You can of course use a different divisor, and add something to each element to get a range other than 0..upper. But it's most efficient with a compile-time-constant range. Still, you could use libdivide for SIMD division (or modulo) by a runtime variable.
With unknown upper/lower bounds, you probably only want to use the input vector for one vector of results. When I was optimizing for max speed, it made sense to process multiple 0..9 digits out of a 16-bit integer, to save xorshift+ work. 0..9 is such a small fraction of 0..65535 that there's plenty of entropy left, and has a different bias than the first remainder.
FP is harder than integer because some bit-patterns represent NaN. And you often want a uniform distribution along the real number line, not a uniform distribution of finite bit patterns. (Half of all representable float values have magnitude less than 1.0. The closer to zero you get, the closer together floats can be.)
Apparently it's common to generate uniform FP random numbers in a [0,1.0) range. (1/4 of the total representable values.) Scaling oto a [0, N) range with a multiply works fine for N < 2^24, but for larger than that you start to lose entropy and introduce bias, according to Daniel Lemire's article, "How many floating-point numbers are in the interval [0,1]?".
Depending on the size of your range, it seems to me it's a lot easier to generate them in the [1.0, 2.0) range (or any other single-exponent range), by combining a 23-bit random significand (mantissa) with a fixed exponent / sign-bit.
That's fewer bits of entropy, but is trivially uniform and can be done with a SIMD _mm_and_ps and _mm_or_ps. (Unfortunately for this, the significand is only 23 bits wide, not a multiple of 8 or 16, so we can't simply use _mm_blendv_epi8 or _mm_blend_epi16)
If you want a distribution other than uniform, (https://en.wikipedia.org/wiki/Random_number_generation#Generation_from_a_probability_distribution), e.g.

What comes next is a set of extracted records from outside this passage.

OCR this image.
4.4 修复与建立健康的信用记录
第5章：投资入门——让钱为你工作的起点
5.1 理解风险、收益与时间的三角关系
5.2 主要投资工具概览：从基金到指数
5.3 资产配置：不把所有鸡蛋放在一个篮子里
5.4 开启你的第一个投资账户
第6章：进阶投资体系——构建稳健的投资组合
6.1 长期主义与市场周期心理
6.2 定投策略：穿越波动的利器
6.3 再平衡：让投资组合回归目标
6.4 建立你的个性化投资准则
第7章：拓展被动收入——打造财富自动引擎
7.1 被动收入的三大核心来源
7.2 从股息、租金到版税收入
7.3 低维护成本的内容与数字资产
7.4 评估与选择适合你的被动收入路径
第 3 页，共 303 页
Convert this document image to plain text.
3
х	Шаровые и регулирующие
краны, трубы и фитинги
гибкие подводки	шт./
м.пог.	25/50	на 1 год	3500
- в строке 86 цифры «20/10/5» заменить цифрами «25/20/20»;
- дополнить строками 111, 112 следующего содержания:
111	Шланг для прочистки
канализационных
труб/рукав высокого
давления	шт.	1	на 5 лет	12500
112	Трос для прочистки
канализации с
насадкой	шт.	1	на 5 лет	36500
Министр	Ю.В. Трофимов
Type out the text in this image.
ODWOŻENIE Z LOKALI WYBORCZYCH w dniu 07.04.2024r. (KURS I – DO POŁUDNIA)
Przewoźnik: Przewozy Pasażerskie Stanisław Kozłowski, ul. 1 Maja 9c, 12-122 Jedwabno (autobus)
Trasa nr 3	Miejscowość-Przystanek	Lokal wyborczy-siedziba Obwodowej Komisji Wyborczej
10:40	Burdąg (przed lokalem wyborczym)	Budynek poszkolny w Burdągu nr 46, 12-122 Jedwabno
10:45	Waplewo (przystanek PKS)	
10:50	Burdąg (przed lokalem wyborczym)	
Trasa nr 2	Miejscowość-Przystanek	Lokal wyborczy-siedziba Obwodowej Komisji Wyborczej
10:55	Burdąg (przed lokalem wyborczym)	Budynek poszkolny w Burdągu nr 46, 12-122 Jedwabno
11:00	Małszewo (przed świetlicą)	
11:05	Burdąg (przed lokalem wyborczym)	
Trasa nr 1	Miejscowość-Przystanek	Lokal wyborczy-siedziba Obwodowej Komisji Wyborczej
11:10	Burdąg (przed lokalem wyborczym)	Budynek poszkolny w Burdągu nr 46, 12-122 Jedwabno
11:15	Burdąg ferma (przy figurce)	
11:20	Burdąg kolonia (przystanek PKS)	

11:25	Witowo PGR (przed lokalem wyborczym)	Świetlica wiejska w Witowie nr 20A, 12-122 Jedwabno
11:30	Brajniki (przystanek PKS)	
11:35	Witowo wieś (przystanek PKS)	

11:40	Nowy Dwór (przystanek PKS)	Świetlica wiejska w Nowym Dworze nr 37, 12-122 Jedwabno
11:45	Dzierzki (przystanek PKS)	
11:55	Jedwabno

Gaussian or Poisson, you'll have to find an algorithm for that.
Sampling with rejection doesn't work well for SIMD because of the required branching. You could maybe do 2 candidate vectors of random numbers and branchlessly combine them, then branch if any still need to be rejected.
Maybe left-packing the non-rejected candidates would let you fairly efficiently fill a buffer with random numbers, producing a variable number each iteration. See AVX2 what is the most efficient way to pack left based on a mask? for SSE2 / AVX2 / AVX512 left-packing.
Again, keep the buffer chunk size small enough that you get L1d or at least L2 cache hits when you loop back over it.